THERE’S not many things you can guarantee in this life, but one thing is a cast iron certainty... it will change.
One way or another, aspects of our lives will be different from one year to the next.
Now, whether that is always for the better is another argument altogether.
Take our grocery shopping habits.
Somewhere down the line we warmed to the idea of doing our weekly shopping under one roof, forsaking the butcher, the baker and the candlestick maker for the supermarket, the supermarket and, erm, the supermarket.
Now I can’t help but notice how many ‘ye olde sweet shops’ are making a comeback, how many people are flocking to artisan markets and how more and more households are preferring to buy their meat and veg from farm shops and traditional independent traders. Are we doing this out of sentiment?
I have to confess that I love change. I find it really exciting.
I was a frequent visitor to Northwich over a decade go, through a family friend running a little watering hole in the town centre.
And when I joined the Northwich, Winsford and Middlewich Guardian last summer, the one thing that struck me was how little had changed.
Yes, the Drill Field had been replaced by a small housing estate, and there was a rather frustrating gyratory in operation which meant I went round in circles a few times until I found my bearings, but all in all Northwich was pretty much how I’d remembered it.

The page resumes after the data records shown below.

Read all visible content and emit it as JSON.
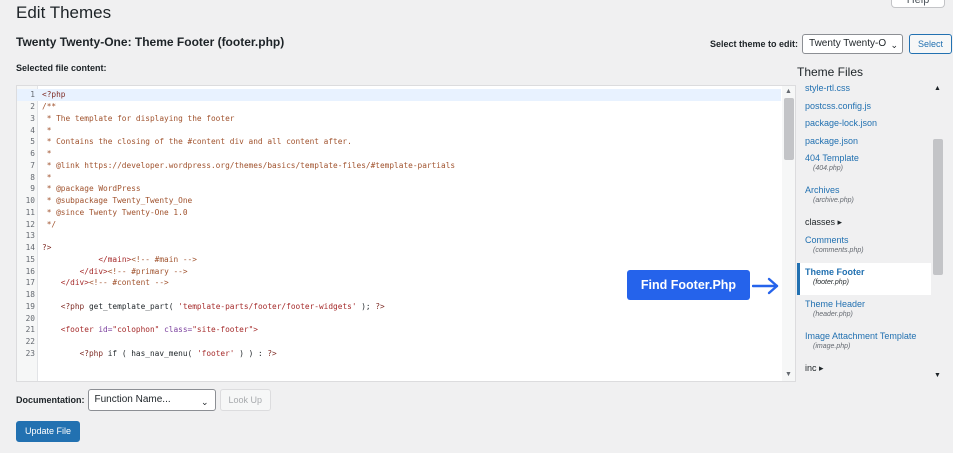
{
  "help_tab": "Help",
  "page_title": "Edit Themes",
  "file_heading": "Twenty Twenty-One: Theme Footer (footer.php)",
  "selected_file_label": "Selected file content:",
  "theme_select": {
    "label": "Select theme to edit:",
    "value": "Twenty Twenty-O",
    "button": "Select"
  },
  "code_lines": [
    {
      "n": "1",
      "parts": [
        [
          "c-php",
          "<?php"
        ]
      ]
    },
    {
      "n": "2",
      "parts": [
        [
          "c-com",
          "/**"
        ]
      ]
    },
    {
      "n": "3",
      "parts": [
        [
          "c-com",
          " * The template for displaying the footer"
        ]
      ]
    },
    {
      "n": "4",
      "parts": [
        [
          "c-com",
          " *"
        ]
      ]
    },
    {
      "n": "5",
      "parts": [
        [
          "c-com",
          " * Contains the closing of the #content div and all content after."
        ]
      ]
    },
    {
      "n": "6",
      "parts": [
        [
          "c-com",
          " *"
        ]
      ]
    },
    {
      "n": "7",
      "parts": [
        [
          "c-com",
          " * @link https://developer.wordpress.org/themes/basics/template-files/#template-partials"
        ]
      ]
    },
    {
      "n": "8",
      "parts": [
        [
          "c-com",
          " *"
        ]
      ]
    },
    {
      "n": "9",
      "parts": [
        [
          "c-com",
          " * @package WordPress"
        ]
      ]
    },
    {
      "n": "10",
      "parts": [
        [
          "c-com",
          " * @subpackage Twenty_Twenty_One"
        ]
      ]
    },
    {
      "n": "11",
      "parts": [
        [
          "c-com",
          " * @since Twenty Twenty-One 1.0"
        ]
      ]
    },
    {
      "n": "12",
      "parts": [
        [
          "c-com",
          " */"
        ]
      ]
    },
    {
      "n": "13",
      "parts": []
    },
    {
      "n": "14",
      "parts": [
        [
          "c-php",
          "?>"
        ]
      ]
    },
    {
      "n": "15",
      "parts": [
        [
          "c-def",
          "            "
        ],
        [
          "c-tag",
          "</main>"
        ],
        [
          "c-com",
          "<!-- #main -->"
        ]
      ]
    },
    {
      "n": "16",
      "parts": [
        [
          "c-def",
          "        "
        ],
        [
          "c-tag",
          "</div>"
        ],
        [
          "c-com",
          "<!-- #primary -->"
        ]
      ]
    },
    {
      "n": "17",
      "parts": [
        [
          "c-def",
          "    "
        ],
        [
          "c-tag",
          "</div>"
        ],
        [
          "c-com",
          "<!-- #content -->"
        ]
      ]
    },
    {
      "n": "18",
      "parts": []
    },
    {
      "n": "19",
      "parts": [
        [
          "c-def",
          "    "
        ],
        [
          "c-php",
          "<?php"
        ],
        [
          "c-fn",
          " get_template_part( "
        ],
        [
          "c-str",
          "'template-parts/footer/footer-widgets'"
        ],
        [
          "c-fn",
          " ); "
        ],
        [
          "c-php",
          "?>"
        ]
      ]
    },
    {
      "n": "20",
      "parts": []
    },
    {
      "n": "21",
      "parts": [
        [
          "c-def",
          "    "
        ],
        [
          "c-tag",
          "<footer"
        ],
        [
          "c-attr",
          " id="
        ],
        [
          "c-str",
          "\"colophon\""
        ],
        [
          "c-attr",
          " class="
        ],
        [
          "c-str",
          "\"site-footer\""
        ],
        [
          "c-tag",
          ">"
        ]
      ]
    },
    {
      "n": "22",
      "parts": []
    },
    {
      "n": "23",
      "parts": [
        [
          "c-def",
          "        "
        ],
        [
          "c-php",
          "<?php"
        ],
        [
          "c-fn",
          " if ( has_nav_menu( "
        ],
        [
          "c-str",
          "'footer'"
        ],
        [
          "c-fn",
          " ) ) : "
        ],
        [
          "c-php",
          "?>"
        ]
      ]
    }
  ],
  "files_title": "Theme Files",
  "files": [
    {
      "name": "style-rtl.css",
      "sub": "",
      "type": "file"
    },
    {
      "name": "postcss.config.js",
      "sub": "",
      "type": "file"
    },
    {
      "name": "package-lock.json",
      "sub": "",
      "type": "file"
    },
    {
      "name": "package.json",
      "sub": "",
      "type": "file"
    },
    {
      "name": "404 Template",
      "sub": "(404.php)",
      "type": "file"
    },
    {
      "name": "Archives",
      "sub": "(archive.php)",
      "type": "file"
    },
    {
      "name": "classes ▸",
      "sub": "",
      "type": "folder"
    },
    {
      "name": "Comments",
      "sub": "(comments.php)",
      "type": "file"
    },
    {
      "name": "Theme Footer",
      "sub": "(footer.php)",
      "type": "current"
    },
    {
      "name": "Theme Header",
      "sub": "(header.php)",
      "type": "file"
    },
    {
      "name": "Image Attachment Template",
      "sub": "(image.php)",
      "type": "file"
    },
    {
      "name": "inc ▸",
      "sub": "",
      "type": "folder"
    }
  ],
  "callout": "Find Footer.Php",
  "documentation": {
    "label": "Documentation:",
    "placeholder": "Function Name...",
    "lookup": "Look Up"
  },
  "update_button": "Update File",
  "colors": {
    "accent": "#2271b1",
    "callout": "#2563eb"
  }
}
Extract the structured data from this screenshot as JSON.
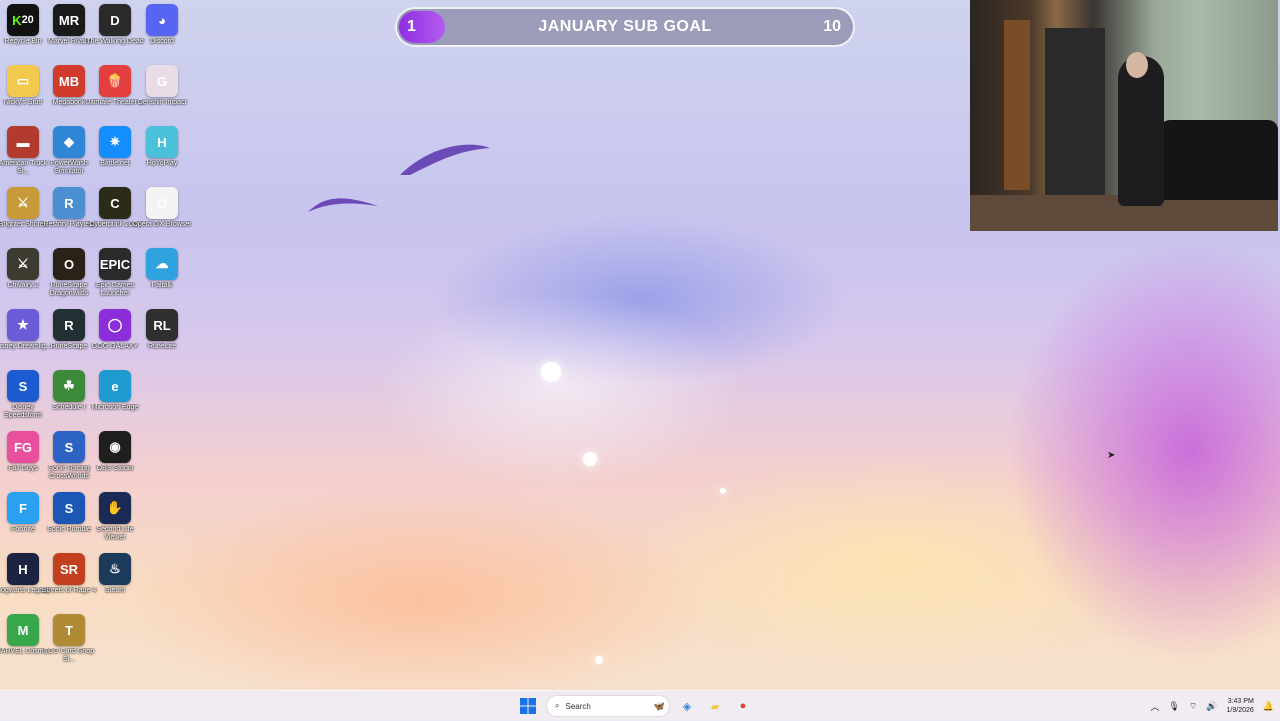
{
  "desktop_icons": [
    {
      "label": "Recycle Bin",
      "glyph": "K",
      "badge": "20",
      "color": "#111111",
      "icon": "kick-20-icon"
    },
    {
      "label": "Nicky's Stuff",
      "glyph": "▭",
      "color": "#f2c94c",
      "icon": "folder-icon"
    },
    {
      "label": "American Truck Si...",
      "glyph": "▬",
      "color": "#b33b2e",
      "icon": "truck-icon"
    },
    {
      "label": "Brighter Shores",
      "glyph": "⚔",
      "color": "#c99a3a",
      "icon": "brighter-shores-icon"
    },
    {
      "label": "Chivalry 2",
      "glyph": "⚔",
      "color": "#3d3a30",
      "icon": "chivalry-icon"
    },
    {
      "label": "Disney Dreamlig...",
      "glyph": "★",
      "color": "#6a5bd6",
      "icon": "disney-dreamlight-icon"
    },
    {
      "label": "Disney Speedstorm",
      "glyph": "S",
      "color": "#1d5bd1",
      "icon": "speedstorm-icon"
    },
    {
      "label": "Fall Guys",
      "glyph": "FG",
      "color": "#e8509d",
      "icon": "fall-guys-icon"
    },
    {
      "label": "Fortnite",
      "glyph": "F",
      "color": "#2aa1f0",
      "icon": "fortnite-icon"
    },
    {
      "label": "Hogwarts Legacy",
      "glyph": "H",
      "color": "#1c2442",
      "icon": "hogwarts-icon"
    },
    {
      "label": "MARVEL Cosmi...",
      "glyph": "M",
      "color": "#37a84a",
      "icon": "marvel-cosmic-icon"
    },
    {
      "label": "Marvel Rivals",
      "glyph": "MR",
      "color": "#1a1a1a",
      "icon": "marvel-rivals-icon"
    },
    {
      "label": "Megabonk",
      "glyph": "MB",
      "color": "#d13b2b",
      "icon": "megabonk-icon"
    },
    {
      "label": "PowerWash Simulator",
      "glyph": "◆",
      "color": "#2f86d6",
      "icon": "powerwash-icon"
    },
    {
      "label": "Restory Playtest",
      "glyph": "R",
      "color": "#4c8fd0",
      "icon": "restory-icon"
    },
    {
      "label": "RuneScape Dragonwilds",
      "glyph": "O",
      "color": "#2a2216",
      "icon": "dragonwilds-icon"
    },
    {
      "label": "RuneScape",
      "glyph": "R",
      "color": "#223033",
      "icon": "runescape-icon"
    },
    {
      "label": "Schedule I",
      "glyph": "☘",
      "color": "#3d8a3a",
      "icon": "schedule-icon"
    },
    {
      "label": "Sonic Racing CrossWorlds",
      "glyph": "S",
      "color": "#2c63c4",
      "icon": "sonic-racing-icon"
    },
    {
      "label": "Sonic Rumble",
      "glyph": "S",
      "color": "#1c57b5",
      "icon": "sonic-rumble-icon"
    },
    {
      "label": "Streets of Rage 4",
      "glyph": "SR",
      "color": "#c2401f",
      "icon": "streets-of-rage-icon"
    },
    {
      "label": "TCG Card Shop Si...",
      "glyph": "T",
      "color": "#b08a35",
      "icon": "tcg-card-shop-icon"
    },
    {
      "label": "The Walking Dead",
      "glyph": "D",
      "color": "#2a2a2a",
      "icon": "walking-dead-icon"
    },
    {
      "label": "Ultimate Theater ...",
      "glyph": "🍿",
      "color": "#e33f3f",
      "icon": "popcorn-icon"
    },
    {
      "label": "Battle.net",
      "glyph": "✷",
      "color": "#148eff",
      "icon": "battlenet-icon"
    },
    {
      "label": "Cyberpunk 2077",
      "glyph": "C",
      "color": "#2b2b18",
      "icon": "cyberpunk-icon"
    },
    {
      "label": "Epic Games Launcher",
      "glyph": "EPIC",
      "color": "#2a2a2a",
      "icon": "epic-games-icon"
    },
    {
      "label": "GOG GALAXY",
      "glyph": "◯",
      "color": "#8b2dd8",
      "icon": "gog-galaxy-icon"
    },
    {
      "label": "Microsoft Edge",
      "glyph": "e",
      "color": "#1d9bd1",
      "icon": "edge-icon"
    },
    {
      "label": "OBS Studio",
      "glyph": "◉",
      "color": "#1f1f1f",
      "icon": "obs-icon"
    },
    {
      "label": "Second Life Viewer",
      "glyph": "✋",
      "color": "#1a2a55",
      "icon": "second-life-icon"
    },
    {
      "label": "Steam",
      "glyph": "♨",
      "color": "#1b3a5c",
      "icon": "steam-icon"
    },
    {
      "label": "Discord",
      "glyph": "◕",
      "color": "#5865f2",
      "icon": "discord-icon"
    },
    {
      "label": "Genshin Impact",
      "glyph": "G",
      "color": "#e8dce6",
      "icon": "genshin-icon"
    },
    {
      "label": "HoYoPlay",
      "glyph": "H",
      "color": "#4bc0d9",
      "icon": "hoyoplay-icon"
    },
    {
      "label": "Opera GX Browser",
      "glyph": "O",
      "color": "#f3f3f3",
      "icon": "opera-gx-icon"
    },
    {
      "label": "Paltalk",
      "glyph": "☁",
      "color": "#2fa2e0",
      "icon": "paltalk-icon"
    },
    {
      "label": "RuneLite",
      "glyph": "RL",
      "color": "#2f2f2f",
      "icon": "runelite-icon"
    }
  ],
  "sub_goal": {
    "current": "1",
    "title": "JANUARY SUB GOAL",
    "target": "10",
    "progress": 0.1
  },
  "taskbar": {
    "search_placeholder": "Search",
    "apps": [
      {
        "icon": "copilot-icon",
        "glyph": "◈",
        "color": "#3a7bd5"
      },
      {
        "icon": "file-explorer-icon",
        "glyph": "▰",
        "color": "#f2c94c"
      },
      {
        "icon": "chrome-icon",
        "glyph": "●",
        "color": "#db4437"
      }
    ],
    "time": "3:43 PM",
    "date": "1/9/2026"
  },
  "colors": {
    "accent": "#9b3de6",
    "windows_blue": "#1a73e8"
  }
}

But what a difference a year makes!
Rather than arriving back in the land that time forgot, Northwich is on the brink of so many exciting new projects and much-needed investment.
Hayhurst Quay for starters – the new Waitrose is almost built across from our Theatre Court office.
Plans for the Barons Quay development are in the advanced stages; the Lion Salt Works is taking shape; Witton Street has had a facelift and Memorial Hall – controversial as this development is – is about to be transformed into a lifestyle centre.
Now I know all these plans are not pleasing to everyone – but surely investment of this nature has to be welcomed?
Yes, the road works are a nuisance, by their very nature they disrupt traffic, and therefore us.
But disruption for a few months is a price worth paying when the end product is brand new facilities which will breathe new life into a town.
I’ve worked for several newspapers across the north west before joining the mid Cheshire team and believe me, there are some other towns whose people would give their right arm for the changes that are happening in Northwich right now.